School system feels financial pinch as school year opens

Deidre Cruse

“It's a down experience,” Iberville School Superintendent P. Edward Cancienne Jr. said in an interview last week. “It's a tragedy what's going on in the state and public education.”

The generally upbeat Dr. Cancienne is lamenting the necessity to cut 100 positions , including those of 32 employees who were laid off under the school system's “reduction in force” policy. Also at Cancienne's recommendation, the School Board transferred 63 teachers to fill gaps in the elementary education ranks and meet other staffing requirements.

“We had to reduce the size of the Central Office,” he said, by about five positions. “Before we cut classrooms, we cut the Central Office.”

“It's very disconcerting to have to do this to our staff,” he said. “There is a general feeling of remorse...It will not impede our desire to hunker down and focus on our classrooms.”

“Those positions will result in $1 million in savings,” noted Brandie Blanchard, the system's personnel and instructional coordinator.

That is the same amount of money the school system will have to pay in additional contributions to employees' retirement system, Chief Financial Officer Jolain Landry said. She said it is similar to the increase last year, which cost Iberville an additional $1.6 million.

The state systems are passing on their unfunded liabilities to local school systems. Contributions for teachers will go up from 20 percent to 24 percent of payroll this year, and contributions for other school employees, from 24 to 28 percent.

She is expecting health insurance premiums to go up as well and higher property insurance to cover all the additional school facilities coming on line.

The system's utility bill is going up as the new facilities go into use and utility prices rise, but Project Manager Patrick Norris said he and the maintenance staff have shaved some $300,000 off the cost by “fine-tuning our energy management system.”

“That's a substantial cut,” Norris said. “Two years prior, I had projected that we could save $200,000 to $250,000 as a target that we should be able to achieve.”

At the same time, however, the school system will have its state Minimum Foundation Formula (MFP) funding cut this year, despite the additional students entering local schools over the past two years.

State reduces payments to “rich” parishes with healthy industrial tax bases like Iberville when their local tax revenues rise. Industrial construction projects have given Iberville Parish local sales tax revenues at record levels for several consecutive years.

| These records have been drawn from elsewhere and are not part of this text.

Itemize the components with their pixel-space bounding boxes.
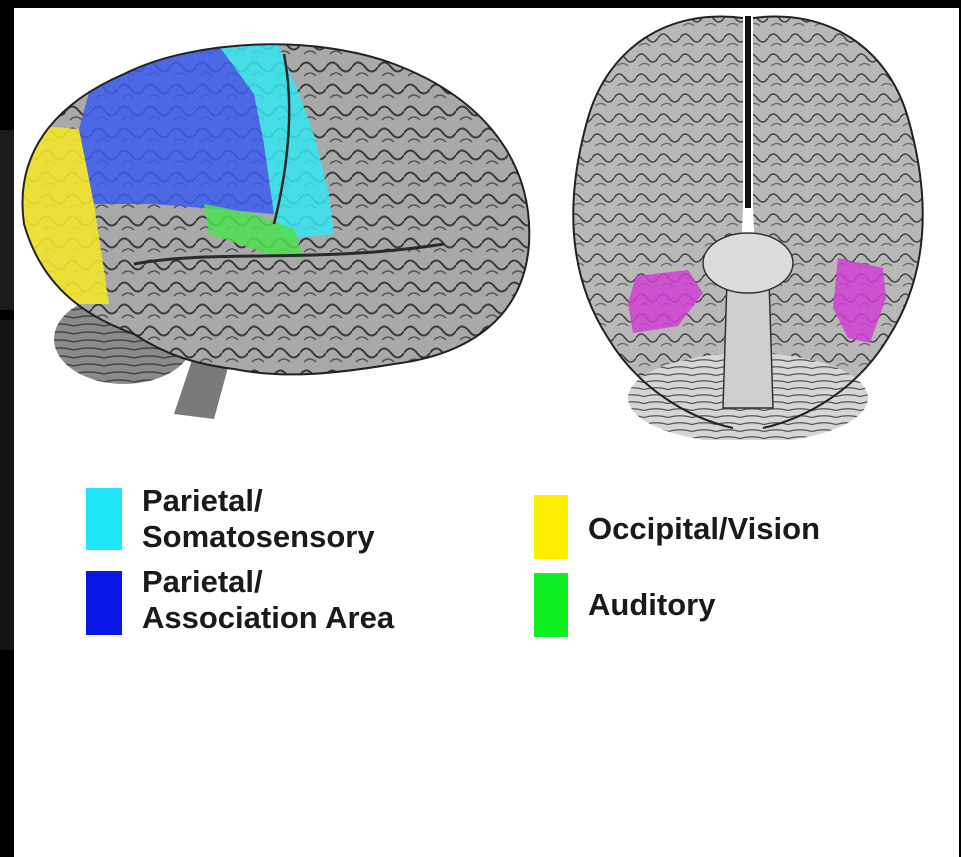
background-dark-band bbox=[0, 130, 14, 310]
background-dark-band bbox=[0, 320, 14, 650]
legend-label: Somatosensory bbox=[142, 519, 375, 555]
legend-label: Occipital/Vision bbox=[588, 511, 820, 547]
legend-swatch-blue bbox=[86, 571, 122, 635]
legend-swatch-yellow bbox=[534, 495, 568, 559]
legend-item-parietal-somatosensory: Parietal/ Somatosensory bbox=[86, 483, 416, 558]
legend-swatch-green bbox=[534, 573, 568, 637]
legend-item-auditory: Auditory bbox=[534, 573, 784, 643]
legend-label: Parietal/ bbox=[142, 483, 263, 519]
slide-canvas: Parietal/ Somatosensory Parietal/ Associ… bbox=[14, 8, 959, 857]
legend-swatch-cyan bbox=[86, 488, 122, 550]
legend-label: Association Area bbox=[142, 600, 394, 636]
lateral-brain-image bbox=[14, 34, 544, 419]
inferior-brain-image bbox=[548, 8, 948, 440]
legend-item-parietal-association: Parietal/ Association Area bbox=[86, 564, 446, 639]
legend-label: Parietal/ bbox=[142, 564, 263, 600]
legend-label: Auditory bbox=[588, 587, 715, 623]
legend-item-occipital-vision: Occipital/Vision bbox=[534, 495, 864, 565]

“We are penalized in our funding when our sales taxes are high,”  Landry said. “We are no better off than we were last year, despite the additional students.”

State and federal grant funding also is being cut, Landry said, though by how much is as yet unknown.

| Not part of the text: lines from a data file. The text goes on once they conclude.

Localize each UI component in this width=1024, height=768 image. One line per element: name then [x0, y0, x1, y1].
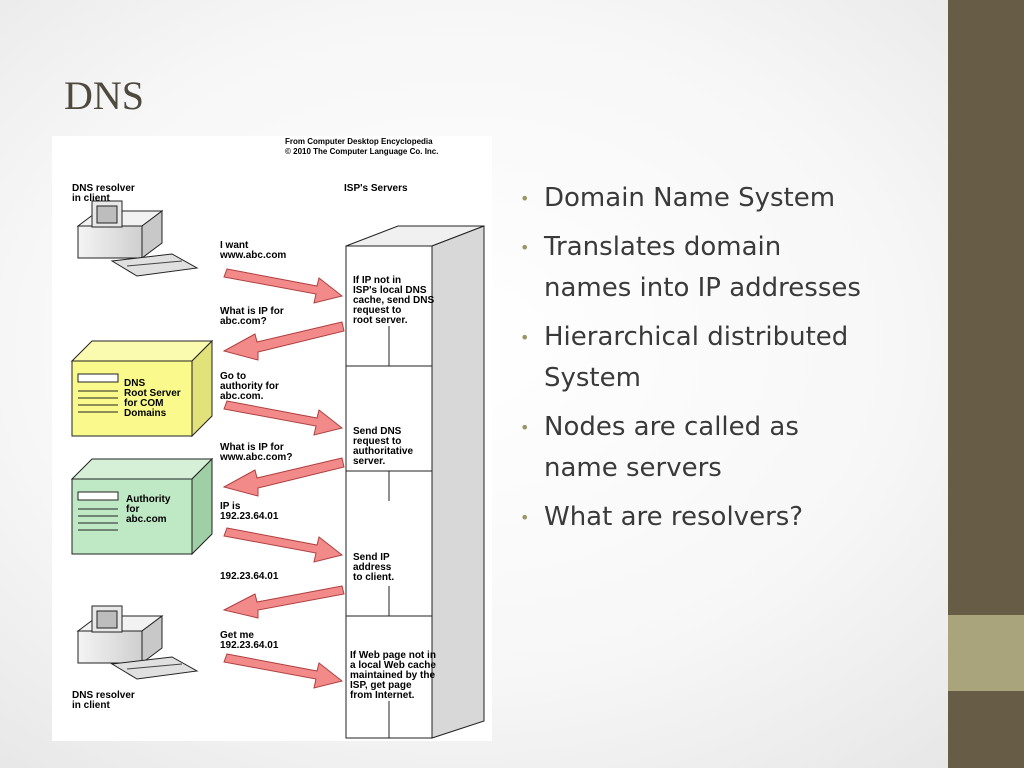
server-note-3-line-3: to client.	[353, 572, 394, 583]
server-note-1-line-4: request to	[353, 305, 401, 316]
bullet-text: Nodes are called as	[544, 412, 799, 442]
bullet-dot-icon: •	[520, 508, 530, 527]
arrow-2	[222, 321, 345, 361]
bullet-item: • What are resolvers?	[520, 497, 930, 538]
client-computer-bottom-icon	[76, 605, 199, 680]
message-3-line-1: Go to	[220, 371, 246, 382]
message-6-line-1: 192.23.64.01	[220, 571, 279, 582]
isp-servers-label: ISP's Servers	[344, 183, 408, 194]
bullet-item: • Translates domain names into IP addres…	[520, 227, 930, 309]
arrow-7	[223, 653, 344, 689]
sidebar-accent-block	[948, 615, 1024, 691]
dns-diagram-svg: From Computer Desktop Encyclopedia © 201…	[70, 137, 485, 739]
authority-label-3: abc.com	[126, 514, 167, 525]
server-note-3-line-1: Send IP	[353, 552, 390, 563]
bullet-item: • Nodes are called as name servers	[520, 407, 930, 489]
server-note-2-line-4: server.	[353, 456, 385, 467]
server-note-2-line-2: request to	[353, 436, 401, 447]
root-server-label-1: DNS	[124, 378, 145, 389]
server-note-1-line-2: ISP's local DNS	[353, 285, 427, 296]
message-2-line-2: abc.com?	[220, 316, 267, 327]
client-bottom-label-2: in client	[72, 700, 110, 711]
root-server-label-3: for COM	[124, 398, 163, 409]
message-4-line-1: What is IP for	[220, 442, 284, 453]
message-1-line-2: www.abc.com	[219, 250, 286, 261]
client-bottom-label-1: DNS resolver	[72, 690, 135, 701]
bullet-text: names into IP addresses	[544, 273, 861, 303]
bullet-list: • Domain Name System • Translates domain…	[520, 178, 930, 546]
slide-title: DNS	[64, 73, 145, 118]
arrow-6	[222, 585, 345, 619]
message-3-line-3: abc.com.	[220, 391, 264, 402]
bullet-item: • Domain Name System	[520, 178, 930, 219]
authority-server-box: Authority for abc.com	[70, 457, 214, 556]
message-1-line-1: I want	[220, 240, 249, 251]
client-computer-top-icon	[76, 200, 199, 277]
server-note-4-line-4: ISP, get page	[350, 680, 412, 691]
flow-arrows	[222, 268, 345, 689]
message-7-line-1: Get me	[220, 630, 254, 641]
arrow-5	[223, 527, 344, 563]
message-2-line-1: What is IP for	[220, 306, 284, 317]
figure-credit-line-1: From Computer Desktop Encyclopedia	[285, 137, 433, 146]
bullet-text: name servers	[544, 453, 722, 483]
client-top-label-2: in client	[72, 193, 110, 204]
bullet-text: What are resolvers?	[544, 502, 804, 532]
bullet-dot-icon: •	[520, 238, 530, 257]
server-note-1-line-5: root server.	[353, 315, 408, 326]
bullet-text: System	[544, 363, 641, 393]
isp-server-tower	[345, 225, 485, 739]
bullet-item: • Hierarchical distributed System	[520, 317, 930, 399]
message-7-line-2: 192.23.64.01	[220, 640, 279, 651]
message-5-line-1: IP is	[220, 501, 241, 512]
server-note-4-line-1: If Web page not in	[350, 650, 436, 661]
server-note-3-line-2: address	[353, 562, 392, 573]
authority-label-1: Authority	[126, 494, 171, 505]
figure-credit-line-2: © 2010 The Computer Language Co. Inc.	[285, 147, 438, 156]
bullet-text: Domain Name System	[544, 183, 836, 213]
bullet-dot-icon: •	[520, 328, 530, 347]
bullet-text: Translates domain	[544, 232, 782, 262]
bullet-text: Hierarchical distributed	[544, 322, 849, 352]
arrow-1	[223, 268, 344, 304]
server-note-4-line-5: from Internet.	[350, 690, 415, 701]
arrow-3	[223, 400, 344, 436]
server-note-2-line-3: authoritative	[353, 446, 413, 457]
client-top-label-1: DNS resolver	[72, 183, 135, 194]
server-note-1-line-1: If IP not in	[353, 275, 401, 286]
dns-diagram: From Computer Desktop Encyclopedia © 201…	[52, 136, 492, 741]
arrow-4	[222, 457, 345, 497]
message-4-line-2: www.abc.com?	[219, 452, 292, 463]
server-note-4-line-2: a local Web cache	[350, 660, 436, 671]
message-3-line-2: authority for	[220, 381, 279, 392]
server-note-1-line-3: cache, send DNS	[353, 295, 434, 306]
bullet-dot-icon: •	[520, 189, 530, 208]
root-server-label-2: Root Server	[124, 388, 181, 399]
server-note-2-line-1: Send DNS	[353, 426, 402, 437]
message-5-line-2: 192.23.64.01	[220, 511, 279, 522]
server-note-4-line-3: maintained by the	[350, 670, 435, 681]
bullet-dot-icon: •	[520, 418, 530, 437]
root-server-box: DNS Root Server for COM Domains	[70, 339, 214, 438]
root-server-label-4: Domains	[124, 408, 167, 419]
authority-label-2: for	[126, 504, 139, 515]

“It makes it very difficult to write a budget,” she said.

Nevertheless, the chief financial officer will present a budget for the new fiscal year to the School Board next week.

“We are being over-conservative, not over-hiring,” the superintendent said. “Ms. Landry is challenging us to cut $5 million.”

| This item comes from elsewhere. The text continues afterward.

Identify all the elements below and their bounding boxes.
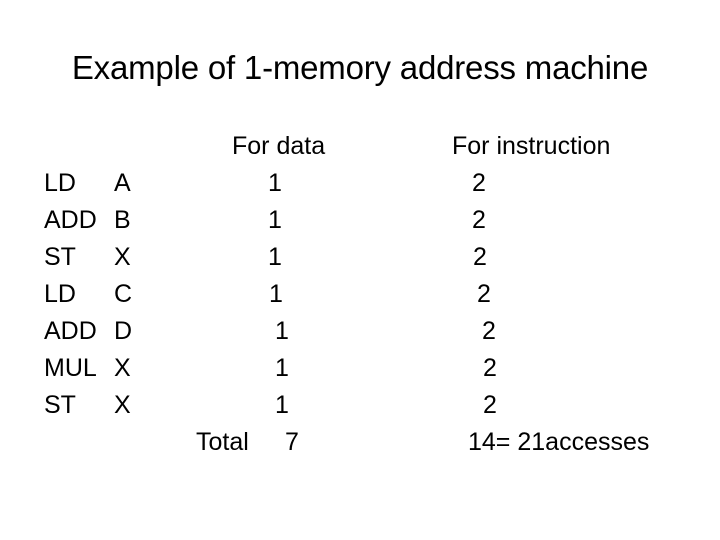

The proposed $40 million operating budget would use $6 million from the School Board's fund balance to finance the last of the school system's current construction program, Cancienne said. It would reduce the cash on hand from $20 million to $14 million, “about a 35 percent fund balance, which the auditors say is outstanding,” he said.

Landry said they have been able to put more money into the schools for Title I students, those who are educationally or economically disadvantaged.

“All our focus and our energy has to be on targeted instruction,” the superintendent said. “...We are in the process of identifying where students are and providing immediate intervention to help students reach a level of proficiency.”

Dr. Cancienne said he is encouraged that the school system is “better planned and designed, both programmatically and fiscally.”

“We are more of a real system where all the parts work together,” he said, to produce efficiency and effectiveness.

But, he added, “It's not euphoria around here. There are a few choice words about me, but everybody's got to do more.”